5 Risks of Installing Solar Panels
Although installing solar photovoltaic (PV) panels can be both environmentally and economically advantageous, the tradesman carrying out the installation can find themselves at risk of a number of different harmful occurrences during the process. Here are some risk factors to be aware of when carrying out this type of work.
Many people who think of solar power as a completely clean and green form of energy are surprised to learn that the process of manufacturing PV panels includes the spraying of the photovoltaic cells with toxic materials. Anyone coming into close contact with the panels, risks inhaling these materials. Therefore, you may want to consider wearing a protective face mask to shield your nose and mouth from these hazardous substances.

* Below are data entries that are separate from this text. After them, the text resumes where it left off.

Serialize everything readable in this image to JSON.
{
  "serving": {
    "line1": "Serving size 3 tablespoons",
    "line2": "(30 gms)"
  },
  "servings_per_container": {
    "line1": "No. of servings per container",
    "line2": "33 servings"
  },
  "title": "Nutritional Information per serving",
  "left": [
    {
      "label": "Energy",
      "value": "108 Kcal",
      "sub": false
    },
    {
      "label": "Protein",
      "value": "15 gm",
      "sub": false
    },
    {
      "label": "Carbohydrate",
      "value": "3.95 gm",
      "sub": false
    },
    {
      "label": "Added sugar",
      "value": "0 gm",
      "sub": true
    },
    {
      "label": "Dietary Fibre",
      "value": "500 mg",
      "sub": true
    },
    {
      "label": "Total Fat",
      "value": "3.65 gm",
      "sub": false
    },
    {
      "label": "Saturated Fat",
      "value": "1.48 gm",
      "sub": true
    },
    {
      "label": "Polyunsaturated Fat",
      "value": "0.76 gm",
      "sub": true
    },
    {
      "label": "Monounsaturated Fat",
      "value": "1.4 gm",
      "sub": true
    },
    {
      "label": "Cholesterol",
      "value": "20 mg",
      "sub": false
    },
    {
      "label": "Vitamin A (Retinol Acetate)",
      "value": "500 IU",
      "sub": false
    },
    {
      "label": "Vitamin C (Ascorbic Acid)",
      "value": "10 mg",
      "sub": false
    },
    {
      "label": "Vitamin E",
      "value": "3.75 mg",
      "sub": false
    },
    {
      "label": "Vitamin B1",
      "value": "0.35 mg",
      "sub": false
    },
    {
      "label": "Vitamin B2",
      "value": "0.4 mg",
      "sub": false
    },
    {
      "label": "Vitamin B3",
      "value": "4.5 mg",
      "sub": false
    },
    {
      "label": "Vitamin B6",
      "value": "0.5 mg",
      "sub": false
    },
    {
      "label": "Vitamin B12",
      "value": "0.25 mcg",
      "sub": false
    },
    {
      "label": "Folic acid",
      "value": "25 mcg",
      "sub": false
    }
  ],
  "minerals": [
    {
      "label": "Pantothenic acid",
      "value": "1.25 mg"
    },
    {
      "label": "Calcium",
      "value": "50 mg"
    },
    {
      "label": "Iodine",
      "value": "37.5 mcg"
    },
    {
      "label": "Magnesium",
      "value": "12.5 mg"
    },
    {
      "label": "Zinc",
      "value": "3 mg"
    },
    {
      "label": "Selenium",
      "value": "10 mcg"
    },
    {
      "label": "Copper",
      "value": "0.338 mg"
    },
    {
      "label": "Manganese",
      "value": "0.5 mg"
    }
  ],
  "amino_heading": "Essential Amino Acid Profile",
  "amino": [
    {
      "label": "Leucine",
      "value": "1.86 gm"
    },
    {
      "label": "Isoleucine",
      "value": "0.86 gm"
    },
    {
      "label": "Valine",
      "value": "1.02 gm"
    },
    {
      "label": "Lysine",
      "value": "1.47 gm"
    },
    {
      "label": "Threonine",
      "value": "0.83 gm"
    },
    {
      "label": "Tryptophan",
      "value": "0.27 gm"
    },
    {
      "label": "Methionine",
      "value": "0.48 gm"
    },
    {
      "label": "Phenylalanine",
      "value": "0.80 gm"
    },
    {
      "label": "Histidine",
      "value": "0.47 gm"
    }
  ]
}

When you’re doing any kind of work on a roof, including mounting solar panels, there is always the danger of falling off. This is especially the case if moss, lichen or other slippery substances are present. In order to remove such substances from a roof, spray them with a liquid moss killer. If part of the roof is insecure, there is also the risk of falling through. Ask a solar installation surveyor to determine whether the roof is able to bear both your weight and the weight of the panels.
Part of the solar panel installation process involves wiring inverters. This task carries with it the risk of electrocution as inverters contain high voltage. To avoid injury, make sure that the input power is off before opening the terminal block, never insert any wires or any other objects into the inverter, don’t spill any liquid on it and switch off the power straightaway if the inverter starts producing smoke, odor or strange noises.
You’ll be using a variety of power tools, including drills and electronic screwdrivers. Operating such tools can result in injury if the user doesn’t take necessary precautions and doesn’t take care. If you’re planning to install PV panels in the near future, it’s important to keep your tools well maintained, to keep any blades sharp and to examine power cords and pneumatic hoses on a regular basis in order to ensure they’re in a usable condition.
Exposure to Electromagnetic Fields
Although the electromagnetic fields produced by photovoltaic systems are weak, they are still there. Anyone installing PV panels runs the, albeit small, risk of experiencing the symptoms of exposure to electromagnetic fields. Although there is currently no scientific evidence to back up their claims, some members of the public have attributed conditions such as headaches, nausea, fatigue, anxiety and depression to exposure to electromagnetic fields.
The good news is that practically all of these risks are manageable as long as you, as a professional contractor, are aware of them. You have the power to be smart about how you deal with them by preparing yourself, the property and the panels accordingly. However desperate the homeowner is to get the solar panels on their roof, it’s just not worth cutting corners when it comes to safety precautions and processes.